Indeed, the letters depict in sordid detail just how freely Capote danced around the fact/fiction line while writing the book. Here he bombards the family of Alvin Dewey – the Kansas investigator who was the main source and subject of much of the book – with the brunt force of his charm, complete with, relayed flattery, cash gifts for Christmas and near pathological name dropping (the most jaw dropping example being when he forwards The Dewey a note from Jackie Kennedy thanking Truman for a condolence letter he had written upon the death of her newborn son.) We also see Capote inform participants in the events that he, for dramatic reasons, will be putting words in their mouths, spicing up their language, and promising to portray them – Dewey in particular – as a vanquishing hero.
But we also see Capote deal with something bigger than the glib theater he arranged around the Clutters’ graves. What starts as a lark – to investigate a Midwestern murder story – for the next five years, devours his attention and, what is more, becomes personally involved with Perry Smith, the condemned murderer in the case whom Capote visits in prison (“an extraordinary and terrible experience” he writes Cecil Beaton). In a series of letters to the condemned Smith, Capote reveals himself as nowhere else. One can feel Truman squirming in his chair, as torn between fascination with the killer, wanting to win him over and a macabre sense of the seriousness of the situation, he forces himself to, haltingly and awkwardly, open up to the killer. In light of the chirpy NOTE that has filled his earlier letters, the image of Capote writing these words, is, appropriately, blood chilling:

“Dear Perry-
Last night I woke up and suddenly thought: Perry says he doesn’t know anything about me, not really. I lay awake thinking about it and realized that, to a certain extent, it was true. You don’t even know the surface facts if my life- which has a few similarities to yours.”
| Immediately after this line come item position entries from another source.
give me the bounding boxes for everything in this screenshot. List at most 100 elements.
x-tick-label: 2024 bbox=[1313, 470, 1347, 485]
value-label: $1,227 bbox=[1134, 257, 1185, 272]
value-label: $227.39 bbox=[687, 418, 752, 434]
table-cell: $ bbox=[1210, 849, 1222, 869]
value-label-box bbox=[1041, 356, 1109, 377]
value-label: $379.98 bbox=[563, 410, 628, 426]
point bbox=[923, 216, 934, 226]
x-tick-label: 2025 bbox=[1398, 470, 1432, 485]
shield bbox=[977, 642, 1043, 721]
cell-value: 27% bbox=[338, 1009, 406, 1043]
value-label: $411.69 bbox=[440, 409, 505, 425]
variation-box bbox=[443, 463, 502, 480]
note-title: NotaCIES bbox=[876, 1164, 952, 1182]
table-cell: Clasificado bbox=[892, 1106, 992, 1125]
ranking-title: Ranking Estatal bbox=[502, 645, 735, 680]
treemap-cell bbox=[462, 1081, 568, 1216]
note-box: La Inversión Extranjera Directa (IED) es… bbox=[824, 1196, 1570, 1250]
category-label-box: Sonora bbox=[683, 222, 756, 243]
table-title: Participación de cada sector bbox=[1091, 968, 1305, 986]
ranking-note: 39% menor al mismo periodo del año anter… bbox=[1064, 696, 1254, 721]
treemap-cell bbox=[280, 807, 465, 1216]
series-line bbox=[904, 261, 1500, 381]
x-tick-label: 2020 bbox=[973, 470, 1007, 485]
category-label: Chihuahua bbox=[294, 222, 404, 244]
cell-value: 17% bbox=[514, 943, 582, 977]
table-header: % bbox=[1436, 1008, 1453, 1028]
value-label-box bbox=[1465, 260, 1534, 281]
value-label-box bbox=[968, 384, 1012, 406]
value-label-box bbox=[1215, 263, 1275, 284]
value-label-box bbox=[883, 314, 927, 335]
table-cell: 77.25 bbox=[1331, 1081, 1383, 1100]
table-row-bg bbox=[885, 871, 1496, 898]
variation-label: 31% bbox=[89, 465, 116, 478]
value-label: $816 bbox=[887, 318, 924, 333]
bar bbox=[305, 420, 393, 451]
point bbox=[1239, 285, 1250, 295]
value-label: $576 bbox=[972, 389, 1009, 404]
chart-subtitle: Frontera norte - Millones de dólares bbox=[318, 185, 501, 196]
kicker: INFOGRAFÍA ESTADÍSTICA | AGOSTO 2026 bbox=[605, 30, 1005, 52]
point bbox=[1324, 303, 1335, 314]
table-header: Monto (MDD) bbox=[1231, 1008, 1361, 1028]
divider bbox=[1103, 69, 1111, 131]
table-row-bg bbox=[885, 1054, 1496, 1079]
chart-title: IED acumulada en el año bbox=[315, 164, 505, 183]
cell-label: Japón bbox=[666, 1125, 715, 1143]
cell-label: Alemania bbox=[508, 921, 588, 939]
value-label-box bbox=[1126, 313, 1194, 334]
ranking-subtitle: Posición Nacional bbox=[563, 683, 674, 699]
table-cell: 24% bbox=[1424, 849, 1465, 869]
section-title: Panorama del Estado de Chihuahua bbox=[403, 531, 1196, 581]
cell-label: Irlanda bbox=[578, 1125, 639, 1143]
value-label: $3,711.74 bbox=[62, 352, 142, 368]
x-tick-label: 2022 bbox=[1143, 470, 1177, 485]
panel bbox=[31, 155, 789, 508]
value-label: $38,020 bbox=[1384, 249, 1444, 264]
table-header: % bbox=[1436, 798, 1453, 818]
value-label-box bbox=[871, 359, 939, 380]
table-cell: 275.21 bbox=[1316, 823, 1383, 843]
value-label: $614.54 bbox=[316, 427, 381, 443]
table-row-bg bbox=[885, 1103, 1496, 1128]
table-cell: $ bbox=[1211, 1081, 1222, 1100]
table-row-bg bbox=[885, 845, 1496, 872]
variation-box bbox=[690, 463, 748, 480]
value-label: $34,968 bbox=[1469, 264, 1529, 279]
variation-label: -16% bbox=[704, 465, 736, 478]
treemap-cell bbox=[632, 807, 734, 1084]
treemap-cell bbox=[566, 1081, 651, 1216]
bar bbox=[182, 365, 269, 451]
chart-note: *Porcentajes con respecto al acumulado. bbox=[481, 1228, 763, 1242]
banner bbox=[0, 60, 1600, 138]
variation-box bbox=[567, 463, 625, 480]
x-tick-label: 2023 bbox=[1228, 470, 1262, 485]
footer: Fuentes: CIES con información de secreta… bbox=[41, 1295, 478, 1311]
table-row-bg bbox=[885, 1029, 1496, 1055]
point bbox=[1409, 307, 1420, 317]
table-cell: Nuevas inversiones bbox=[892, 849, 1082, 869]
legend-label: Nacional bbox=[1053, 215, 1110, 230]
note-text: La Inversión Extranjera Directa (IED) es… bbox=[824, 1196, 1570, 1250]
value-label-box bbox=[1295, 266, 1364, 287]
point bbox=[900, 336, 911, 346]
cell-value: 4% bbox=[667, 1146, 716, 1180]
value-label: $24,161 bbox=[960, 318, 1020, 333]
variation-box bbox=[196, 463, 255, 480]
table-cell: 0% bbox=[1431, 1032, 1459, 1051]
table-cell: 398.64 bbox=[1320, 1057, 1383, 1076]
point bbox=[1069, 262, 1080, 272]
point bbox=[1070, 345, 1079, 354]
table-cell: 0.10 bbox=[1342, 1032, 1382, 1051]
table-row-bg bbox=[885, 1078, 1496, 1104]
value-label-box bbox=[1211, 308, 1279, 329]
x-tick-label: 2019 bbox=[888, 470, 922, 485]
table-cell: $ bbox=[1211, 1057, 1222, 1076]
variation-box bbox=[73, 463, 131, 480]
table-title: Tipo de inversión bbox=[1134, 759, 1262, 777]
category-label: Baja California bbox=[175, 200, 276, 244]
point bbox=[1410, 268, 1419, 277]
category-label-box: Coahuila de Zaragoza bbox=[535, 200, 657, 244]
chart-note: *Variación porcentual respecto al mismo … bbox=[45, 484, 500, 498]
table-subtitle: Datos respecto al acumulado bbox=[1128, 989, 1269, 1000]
The letters also illuminate another element feeding Capote’s imagination as he wrote In Cold Blood. During this period, Capote closely followed the struggles of his friend and former lover, Newton Arvin, a professor at Smith College who, after being arrested for possession of homosexual pornography, was fired and forced to reveal the names of other homosexuals on the faculty, under threat of imprisonment. The letters poignantly show Capote’s preoccupation with his friend’s plight with his Cold Blood journey, a juxtaposition which sheds light on the finished work, an account which, it has been said, portrays the slain family and their community as backward hicks and the murderers as Nietzschean avenging angels.

And that Capote identified himself with Perry Smith is heartbreakingly shown in a letter quoting a poem by Robert Service. Meant to commiserate with Smith’s plight, the poem transcribe by Capote just as surely, described the way this infinitely odd, restless, little man saw himself:

“There’s a race of men that don’t fit in
A race that can’t stay still;
So they break the hearts of kith and kin;
And they roam the world at will.”

His letters trail off abruptly after this. It seems that the flirty effusive charmer died right around he time Perry Smith met his end in the electric chair. Clarke writes, “He often said that the harrowing years he spent researching and writing In Cold Blood changed him inalterably.” (p.429) The letters included after this date are filled with cranky complaints rather than whimsical flattery and indeed, he never again would right a book to rival this work. It seems almost that once forced to lower the mask, to reveal and confront what lay underneath, he could never convincingly perform the act again.